Question

A proton and alpha particle are acclerated through the same accelerating potential. Which one of the two has (a) greater value of de-broglie wavelength associated with it, and (b) less kinetic energy? justify your answer.

Answer 1

(i) When a charged particle of charge q mass m, is accelerated under a pot. Diff.
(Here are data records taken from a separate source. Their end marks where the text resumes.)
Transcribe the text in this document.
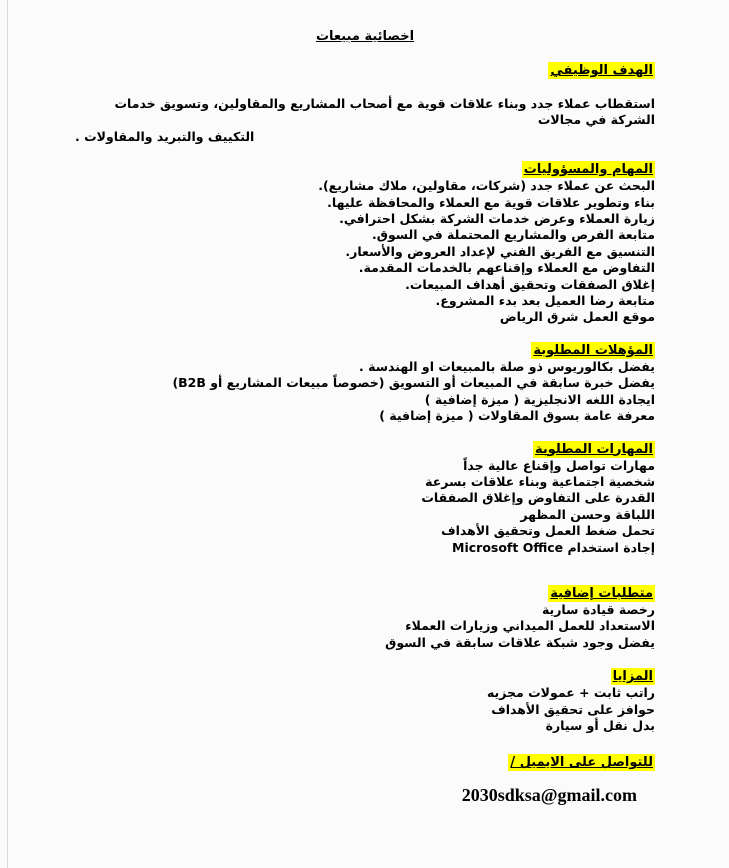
اخصائية مبيعات
الهدف الوظيفي
استقطاب عملاء جدد وبناء علاقات قوية مع أصحاب المشاريع والمقاولين، وتسويق خدمات الشركة في مجالات
التكييف والتبريد والمقاولات .
المهام والمسؤوليات
البحث عن عملاء جدد (شركات، مقاولين، ملاك مشاريع).
بناء وتطوير علاقات قوية مع العملاء والمحافظة عليها.
زيارة العملاء وعرض خدمات الشركة بشكل احترافي.
متابعة الفرص والمشاريع المحتملة في السوق.
التنسيق مع الفريق الفني لإعداد العروض والأسعار.
التفاوض مع العملاء وإقناعهم بالخدمات المقدمة.
إغلاق الصفقات وتحقيق أهداف المبيعات.
متابعة رضا العميل بعد بدء المشروع.
موقع العمل شرق الرياض
المؤهلات المطلوبة
يفضل بكالوريوس ذو صلة بالمبيعات او الهندسة .
يفضل خبرة سابقة في المبيعات أو التسويق (خصوصاً مبيعات المشاريع أو B2B)
ايجادة اللغه الانجليزية ( ميزة إضافية )
معرفة عامة بسوق المقاولات ( ميزة إضافية )
المهارات المطلوبة
مهارات تواصل وإقناع عالية جداً
شخصية اجتماعية وبناء علاقات بسرعة
القدرة على التفاوض وإغلاق الصفقات
اللباقة وحسن المظهر
تحمل ضغط العمل وتحقيق الأهداف
إجادة استخدام Microsoft Office
متطلبات إضافية
رخصة قيادة سارية
الاستعداد للعمل الميداني وزيارات العملاء
يفضل وجود شبكة علاقات سابقة في السوق
المزايا
راتب ثابت + عمولات مجزيه
حوافز على تحقيق الأهداف
بدل نقل أو سيارة
للتواصل على الايميل /
2030sdksa@gmail.com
V, let v be the velocity acquired by the particle, then
`qV=1/2 mv^2 or mv=[2mqV]^(1//2)`
`:. lambda=h/(mv) =h/(sqrt(2mqV)) or lambda prop 1/(sqrt(mq))`
Hence, `(lambda_p)/(lambda_(alpha))=sqrt((m_(alpha)q_(alpha))/(m_pq_p))=sqrt((4m)/mxx(2e)/e)=2sqrt2gt1`
So, `lambda_pgtlambda_(alpha)`, i.e., de-Broglie wavelength associated with proton is greater than that of alpha particle.
(ii) Kinetic energy of charged particle
`E_k=qV, i.e., E_kpropq`
`:. (E_(k_p))/(E_(k_h))=(q_p)/(q_(alpha))=e/(2e)=1/2 lt 1` or `E_(k_p) lt E_(k_(alpha))`
i.e., proton particle has less kinetic energy than `alpha`-particle.